I have no experience of this but personally I wouldn't do it. 4 months is very young. 9 months is very young to not "be the baby". I would worry that her own child would take up too much time, at the expense of your children. I have nothing against the concept of nwoc, but would prefer if the child was nearer to the age of your elder child. Failing that, i would choose a less highly qualified but experienced person. I an ideal world! I know that it's not always an option!
I've previously been a NWOC. I also had a nanny share role with 2 families living on the same road. Family 1 had an 8mth old and 6yr old and Family 2 had a 6mth old and a 2yr old!
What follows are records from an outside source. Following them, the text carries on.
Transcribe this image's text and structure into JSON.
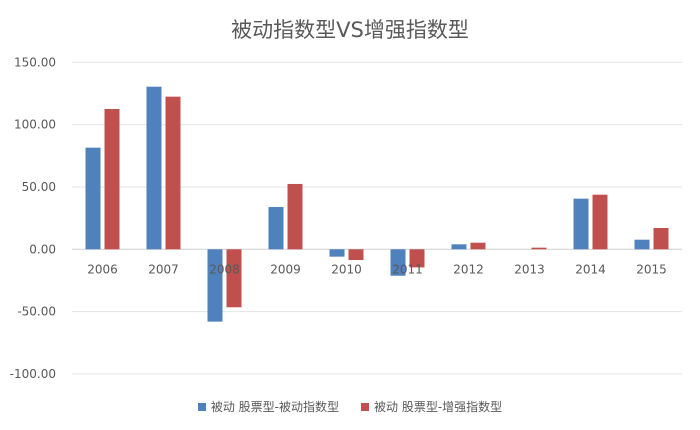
{
  "chart_data": {
    "type": "bar",
    "title": "被动指数型VS增强指数型",
    "categories": [
      "2006",
      "2007",
      "2008",
      "2009",
      "2010",
      "2011",
      "2012",
      "2013",
      "2014",
      "2015"
    ],
    "series": [
      {
        "name": "被动 股票型-被动指数型",
        "color": "#4f81bd",
        "values": [
          81.5,
          130.4,
          -58.0,
          33.9,
          -5.9,
          -21.2,
          4.0,
          0.0,
          40.6,
          7.7
        ]
      },
      {
        "name": "被动 股票型-增强指数型",
        "color": "#c0504d",
        "values": [
          112.5,
          122.4,
          -46.5,
          52.4,
          -8.6,
          -14.5,
          5.3,
          1.3,
          43.8,
          17.1
        ]
      }
    ],
    "yticks": [
      "150.00",
      "100.00",
      "50.00",
      "0.00",
      "-50.00",
      "-100.00"
    ],
    "ylim": [
      -100,
      150
    ],
    "grid": true,
    "legend": "bottom"
  }
}
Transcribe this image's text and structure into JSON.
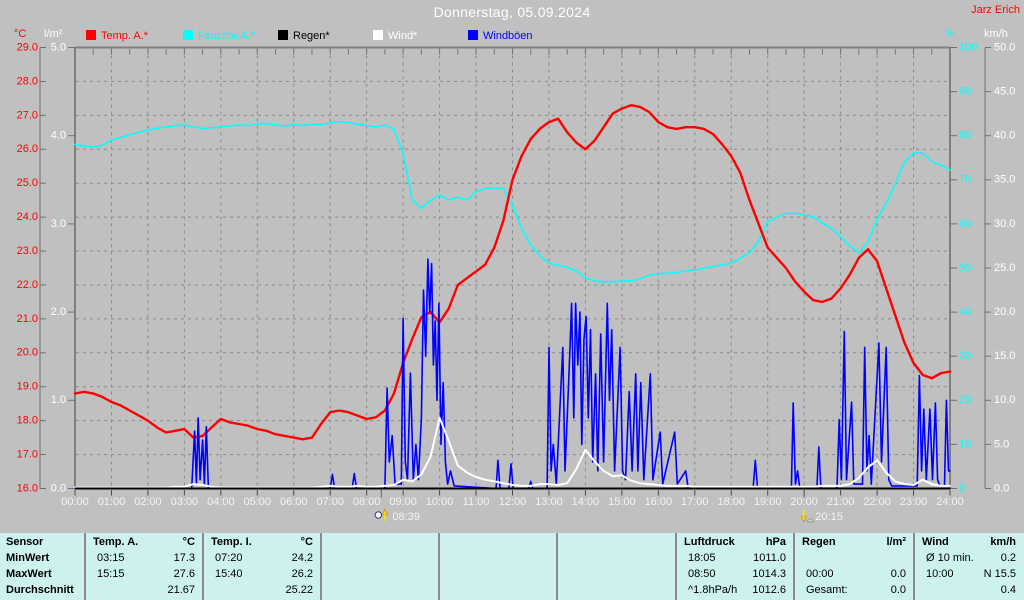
{
  "header": {
    "title": "Donnerstag, 05.09.2024",
    "author": "Jarz Erich"
  },
  "legend": {
    "items": [
      {
        "label": "Temp. A.*",
        "color": "#ff0000"
      },
      {
        "label": "Feuchte A.*",
        "color": "#00ffff"
      },
      {
        "label": "Regen*",
        "color": "#000000"
      },
      {
        "label": "Wind*",
        "color": "#ffffff"
      },
      {
        "label": "Windböen",
        "color": "#0000ff"
      }
    ]
  },
  "axes": {
    "temp": {
      "unit": "°C",
      "color": "#ff0000",
      "min": 16,
      "max": 29,
      "step": 1,
      "decimals": 1
    },
    "rain": {
      "unit": "l/m²",
      "color": "#ffffff",
      "min": 0,
      "max": 5,
      "step": 1,
      "decimals": 1
    },
    "humidity": {
      "unit": "%",
      "color": "#00ffff",
      "min": 0,
      "max": 100,
      "step": 10,
      "decimals": 0
    },
    "wind": {
      "unit": "km/h",
      "color": "#ffffff",
      "min": 0,
      "max": 50,
      "step": 5,
      "decimals": 1
    },
    "x_labels": [
      "00:00",
      "01:00",
      "02:00",
      "03:00",
      "04:00",
      "05:00",
      "06:00",
      "07:00",
      "08:00",
      "09:00",
      "10:00",
      "11:00",
      "12:00",
      "13:00",
      "14:00",
      "15:00",
      "16:00",
      "17:00",
      "18:00",
      "19:00",
      "20:00",
      "21:00",
      "22:00",
      "23:00",
      "24:00"
    ]
  },
  "markers": {
    "sunrise": {
      "label": "08:39",
      "hour": 8.65
    },
    "sunset": {
      "label": "20:15",
      "hour": 20.25
    }
  },
  "chart_data": {
    "type": "line",
    "title": "Donnerstag, 05.09.2024",
    "x_range_hours": [
      0,
      24
    ],
    "grid": "on",
    "series": [
      {
        "name": "Regen",
        "color": "#000000",
        "axis": "rain",
        "unit": "l/m²",
        "width": 1.5,
        "points": [
          [
            0,
            0
          ],
          [
            24,
            0
          ]
        ]
      },
      {
        "name": "Feuchte A.",
        "color": "#00ffff",
        "axis": "humidity",
        "unit": "%",
        "width": 1.6,
        "step_h": 0.25,
        "values": [
          78,
          77.6,
          77.4,
          77.8,
          79,
          79.6,
          80.2,
          80.7,
          81.3,
          81.7,
          82,
          82.3,
          82.4,
          82,
          81.6,
          81.8,
          82,
          82.2,
          82.4,
          82.3,
          82.7,
          82.8,
          82.4,
          82.2,
          82.5,
          82.3,
          82.6,
          82.5,
          82.9,
          83.2,
          83,
          82.6,
          82.3,
          82,
          82.4,
          81.4,
          76,
          65.5,
          63.5,
          65.3,
          66.5,
          65.4,
          66.1,
          65.4,
          67.3,
          68,
          68.1,
          68,
          64.3,
          59,
          55.2,
          52.8,
          51.1,
          50.6,
          50.2,
          49.3,
          47.7,
          47.1,
          46.9,
          46.9,
          47,
          47.1,
          47.5,
          48.4,
          48.7,
          48.8,
          49,
          49.3,
          49.6,
          50,
          50.3,
          50.7,
          51.1,
          52.3,
          53.5,
          56,
          60.5,
          61.5,
          62.4,
          62.4,
          62,
          61.6,
          60.2,
          59,
          57.1,
          55,
          53.4,
          56,
          61,
          64.7,
          69,
          74,
          76.1,
          76,
          74.2,
          73.3,
          72.2
        ]
      },
      {
        "name": "Temp. A.",
        "color": "#ff0000",
        "axis": "temp",
        "unit": "°C",
        "width": 2.4,
        "step_h": 0.25,
        "values": [
          18.8,
          18.85,
          18.8,
          18.7,
          18.55,
          18.45,
          18.3,
          18.15,
          18.0,
          17.8,
          17.65,
          17.7,
          17.75,
          17.5,
          17.55,
          17.8,
          18.05,
          17.95,
          17.9,
          17.85,
          17.75,
          17.7,
          17.6,
          17.55,
          17.5,
          17.45,
          17.5,
          17.9,
          18.25,
          18.3,
          18.25,
          18.15,
          18.05,
          18.1,
          18.3,
          18.8,
          19.7,
          20.4,
          21.05,
          21.2,
          20.9,
          21.3,
          22.0,
          22.2,
          22.4,
          22.6,
          23.1,
          23.9,
          25.1,
          25.8,
          26.3,
          26.6,
          26.8,
          26.9,
          26.5,
          26.2,
          26.0,
          26.25,
          26.65,
          27.05,
          27.2,
          27.3,
          27.25,
          27.1,
          26.8,
          26.65,
          26.6,
          26.65,
          26.65,
          26.6,
          26.45,
          26.15,
          25.8,
          25.3,
          24.5,
          23.8,
          23.1,
          22.8,
          22.5,
          22.1,
          21.8,
          21.55,
          21.5,
          21.6,
          21.9,
          22.3,
          22.8,
          23.05,
          22.7,
          21.9,
          21.1,
          20.3,
          19.7,
          19.35,
          19.25,
          19.4,
          19.45
        ]
      },
      {
        "name": "Windböen",
        "color": "#0000ff",
        "axis": "wind",
        "unit": "km/h",
        "width": 1.6,
        "points": [
          [
            0,
            0
          ],
          [
            3.2,
            0
          ],
          [
            3.28,
            6.5
          ],
          [
            3.33,
            0.5
          ],
          [
            3.38,
            8
          ],
          [
            3.43,
            1
          ],
          [
            3.5,
            5.5
          ],
          [
            3.55,
            0.5
          ],
          [
            3.6,
            7
          ],
          [
            3.66,
            0
          ],
          [
            7.0,
            0
          ],
          [
            7.06,
            1.6
          ],
          [
            7.12,
            0
          ],
          [
            7.6,
            0
          ],
          [
            7.66,
            1.7
          ],
          [
            7.72,
            0
          ],
          [
            8.5,
            0
          ],
          [
            8.56,
            11.4
          ],
          [
            8.62,
            3
          ],
          [
            8.7,
            6
          ],
          [
            8.78,
            0.5
          ],
          [
            8.95,
            0.5
          ],
          [
            9.0,
            19.3
          ],
          [
            9.06,
            3
          ],
          [
            9.12,
            1
          ],
          [
            9.2,
            13.1
          ],
          [
            9.28,
            1
          ],
          [
            9.35,
            5
          ],
          [
            9.42,
            1
          ],
          [
            9.5,
            8
          ],
          [
            9.56,
            22.5
          ],
          [
            9.62,
            15
          ],
          [
            9.68,
            26
          ],
          [
            9.73,
            20
          ],
          [
            9.78,
            25.5
          ],
          [
            9.83,
            14
          ],
          [
            9.88,
            19
          ],
          [
            9.93,
            10
          ],
          [
            9.98,
            21
          ],
          [
            10.04,
            5
          ],
          [
            10.1,
            12
          ],
          [
            10.16,
            3
          ],
          [
            10.22,
            0.5
          ],
          [
            10.3,
            2
          ],
          [
            10.4,
            0.3
          ],
          [
            11.55,
            0
          ],
          [
            11.6,
            3.2
          ],
          [
            11.66,
            0
          ],
          [
            11.9,
            0
          ],
          [
            11.96,
            2.8
          ],
          [
            12.02,
            0
          ],
          [
            12.45,
            0
          ],
          [
            12.5,
            0.8
          ],
          [
            12.56,
            0
          ],
          [
            12.95,
            0
          ],
          [
            13.0,
            16
          ],
          [
            13.06,
            2
          ],
          [
            13.12,
            5
          ],
          [
            13.2,
            0.5
          ],
          [
            13.38,
            16
          ],
          [
            13.44,
            2
          ],
          [
            13.55,
            13
          ],
          [
            13.62,
            21
          ],
          [
            13.68,
            8
          ],
          [
            13.73,
            21
          ],
          [
            13.79,
            14
          ],
          [
            13.85,
            20
          ],
          [
            13.9,
            5
          ],
          [
            13.96,
            17
          ],
          [
            14.02,
            19.5
          ],
          [
            14.08,
            8
          ],
          [
            14.14,
            18
          ],
          [
            14.2,
            3
          ],
          [
            14.28,
            13
          ],
          [
            14.34,
            2
          ],
          [
            14.42,
            17.5
          ],
          [
            14.5,
            3
          ],
          [
            14.6,
            21
          ],
          [
            14.66,
            10
          ],
          [
            14.72,
            18
          ],
          [
            14.8,
            2
          ],
          [
            14.95,
            16
          ],
          [
            15.02,
            2
          ],
          [
            15.1,
            1
          ],
          [
            15.2,
            11
          ],
          [
            15.28,
            2
          ],
          [
            15.38,
            13
          ],
          [
            15.44,
            2
          ],
          [
            15.52,
            12
          ],
          [
            15.6,
            1
          ],
          [
            15.78,
            13
          ],
          [
            15.85,
            1
          ],
          [
            16.05,
            6.4
          ],
          [
            16.12,
            0.5
          ],
          [
            16.45,
            6.4
          ],
          [
            16.52,
            0.5
          ],
          [
            16.75,
            2
          ],
          [
            16.82,
            0
          ],
          [
            18.6,
            0
          ],
          [
            18.66,
            3.2
          ],
          [
            18.72,
            0
          ],
          [
            19.65,
            0
          ],
          [
            19.7,
            9.7
          ],
          [
            19.76,
            0.5
          ],
          [
            19.82,
            2
          ],
          [
            19.88,
            0
          ],
          [
            20.35,
            0
          ],
          [
            20.4,
            4.7
          ],
          [
            20.46,
            0
          ],
          [
            20.9,
            0
          ],
          [
            20.96,
            7.8
          ],
          [
            21.02,
            1
          ],
          [
            21.1,
            17.8
          ],
          [
            21.16,
            1
          ],
          [
            21.3,
            9.8
          ],
          [
            21.36,
            0.5
          ],
          [
            21.6,
            0.5
          ],
          [
            21.66,
            16
          ],
          [
            21.72,
            2
          ],
          [
            21.78,
            6
          ],
          [
            21.84,
            0.5
          ],
          [
            22.05,
            16.5
          ],
          [
            22.12,
            3
          ],
          [
            22.25,
            16
          ],
          [
            22.32,
            1
          ],
          [
            22.4,
            0.3
          ],
          [
            23.1,
            0.3
          ],
          [
            23.16,
            12.8
          ],
          [
            23.22,
            2
          ],
          [
            23.28,
            9
          ],
          [
            23.35,
            1
          ],
          [
            23.45,
            9
          ],
          [
            23.52,
            1
          ],
          [
            23.6,
            9.7
          ],
          [
            23.66,
            1
          ],
          [
            23.72,
            0.3
          ],
          [
            23.85,
            0.3
          ],
          [
            23.9,
            10
          ],
          [
            23.96,
            2
          ],
          [
            24,
            2
          ]
        ]
      },
      {
        "name": "Wind",
        "color": "#ffffff",
        "axis": "wind",
        "unit": "km/h",
        "width": 2.0,
        "step_h": 0.25,
        "values": [
          0.1,
          0.1,
          0.1,
          0.1,
          0.1,
          0.1,
          0.1,
          0.1,
          0.1,
          0.1,
          0.1,
          0.2,
          0.2,
          0.5,
          0.4,
          0.2,
          0.1,
          0.1,
          0.1,
          0.1,
          0.1,
          0.1,
          0.1,
          0.1,
          0.1,
          0.1,
          0.1,
          0.2,
          0.3,
          0.2,
          0.2,
          0.3,
          0.2,
          0.2,
          0.3,
          0.4,
          1.0,
          0.8,
          1.6,
          3.6,
          8.0,
          5.4,
          2.6,
          1.8,
          1.3,
          1.0,
          0.8,
          0.6,
          0.4,
          0.3,
          0.3,
          0.5,
          0.5,
          0.4,
          0.6,
          2.2,
          4.4,
          3.1,
          2.0,
          1.4,
          1.5,
          0.9,
          0.6,
          0.5,
          0.4,
          0.3,
          0.3,
          0.3,
          0.2,
          0.2,
          0.2,
          0.2,
          0.2,
          0.2,
          0.2,
          0.2,
          0.2,
          0.2,
          0.2,
          0.2,
          0.2,
          0.2,
          0.3,
          0.3,
          0.3,
          0.5,
          1.2,
          2.4,
          3.2,
          1.8,
          0.8,
          0.5,
          0.4,
          1.0,
          0.5,
          0.3,
          0.3
        ]
      }
    ]
  },
  "table": {
    "row_labels": [
      "Sensor",
      "MinWert",
      "MaxWert",
      "Durchschnitt"
    ],
    "columns": [
      {
        "name": "Temp. A.",
        "unit": "°C",
        "rows": [
          [
            "03:15",
            "17.3"
          ],
          [
            "15:15",
            "27.6"
          ],
          [
            "",
            "21.67"
          ]
        ]
      },
      {
        "name": "Temp. I.",
        "unit": "°C",
        "rows": [
          [
            "07:20",
            "24.2"
          ],
          [
            "15:40",
            "26.2"
          ],
          [
            "",
            "25.22"
          ]
        ]
      },
      {
        "name": "",
        "unit": "",
        "rows": [
          [
            "",
            ""
          ],
          [
            "",
            ""
          ],
          [
            "",
            ""
          ]
        ]
      },
      {
        "name": "",
        "unit": "",
        "rows": [
          [
            "",
            ""
          ],
          [
            "",
            ""
          ],
          [
            "",
            ""
          ]
        ]
      },
      {
        "name": "",
        "unit": "",
        "rows": [
          [
            "",
            ""
          ],
          [
            "",
            ""
          ],
          [
            "",
            ""
          ]
        ]
      },
      {
        "name": "Luftdruck",
        "unit": "hPa",
        "rows": [
          [
            "18:05",
            "1011.0"
          ],
          [
            "08:50",
            "1014.3"
          ],
          [
            "^1.8hPa/h",
            "1012.6"
          ]
        ]
      },
      {
        "name": "Regen",
        "unit": "l/m²",
        "rows": [
          [
            "",
            ""
          ],
          [
            "00:00",
            "0.0"
          ],
          [
            "Gesamt:",
            "0.0"
          ]
        ]
      },
      {
        "name": "Wind",
        "unit": "km/h",
        "rows": [
          [
            "Ø 10 min.",
            "0.2"
          ],
          [
            "10:00",
            "N 15.5"
          ],
          [
            "",
            "0.4"
          ]
        ]
      }
    ]
  }
}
This position in particular worked really really well because the family were already friends so the children knew each other. The babies were in good routines although the 8mth old had separation anxiety but I managed to comfort her and also reassure her mum who was also very worried.
I personally think 4mths old is quite young but if she is a professional nanny and takes her job seriously then it can definitely work!
Having two babies although different in age can be very similar to having twins and as long as a good routine is established it can work out really well!
Lots of people always say they think nannies would put their own child first when working as a NWOC but from my own experience and through others whom I know personally this isn't the case. There are many nannies out there who put their charges first or try and give as equal attention as possible.
You need to have a few trial days - your children need to get to know the nanny without you there and without her own child then another day with her child there and you can see how things have gone.
If you agree on a suitable routine and discipline etc. then I can't see why this role wouldn't work out.
Have you checked her references etc?
Thanks for your replies. Her child will be 5 months old, not 4 months (I have a 4 year old, maybe causing confusion!). I haven't checked her references yet - still at an early stage in the process. Her child will be minded 2 days a week, so it'll be 2/3 days nwoc, and 2 days without child - don't know if this changes things?
Sounds quite similar to what I have. I have a 6yo DS and a now 20 month old DD. Nanny has a DD 6 months older than mine. She started when my DD was born and brings her DD with her on 2 of the 4 days she works. It generally works very well. Was v hard work for her in the early days but she got my DD and hers into a good routine. Now they are older they play together and are easier in many ways. My DS has had to play a bit second fiddle sometimes but I put my DD in nursery a couple of afternoons a week so that Nanny has some 1:1 time with DS after school run. It works well as long as none of the kids are really ill. I have in the contract that she can bring her DD and I expect her to work if any of the kids have D&V, chicken pox, basically common childhood illnesses.
So it can work, you need to be clear in the contract how you will deal with illness, equipment (e.g. Double buggy, travel cot, highchair) and food (who will provide food for her child).
If my nanny has another child in the future I would probably be a bit more cautious. I'd try it and see but I think it works well now because my DD and hers are close in age. If she had another baby when our DDs are (say) 5 I would have doubts because I can see there are times that she has to work to the youngest child (e.g. Going to softplay, which just about works now but in a few years by DS won't be interested). That's fine when she'd have to do that anyway because of my youngest child, but if she was restricted in what she could do because of having a baby in tow that wasn't mine, I'd struggle with it. Plus 4 kids is a stretch!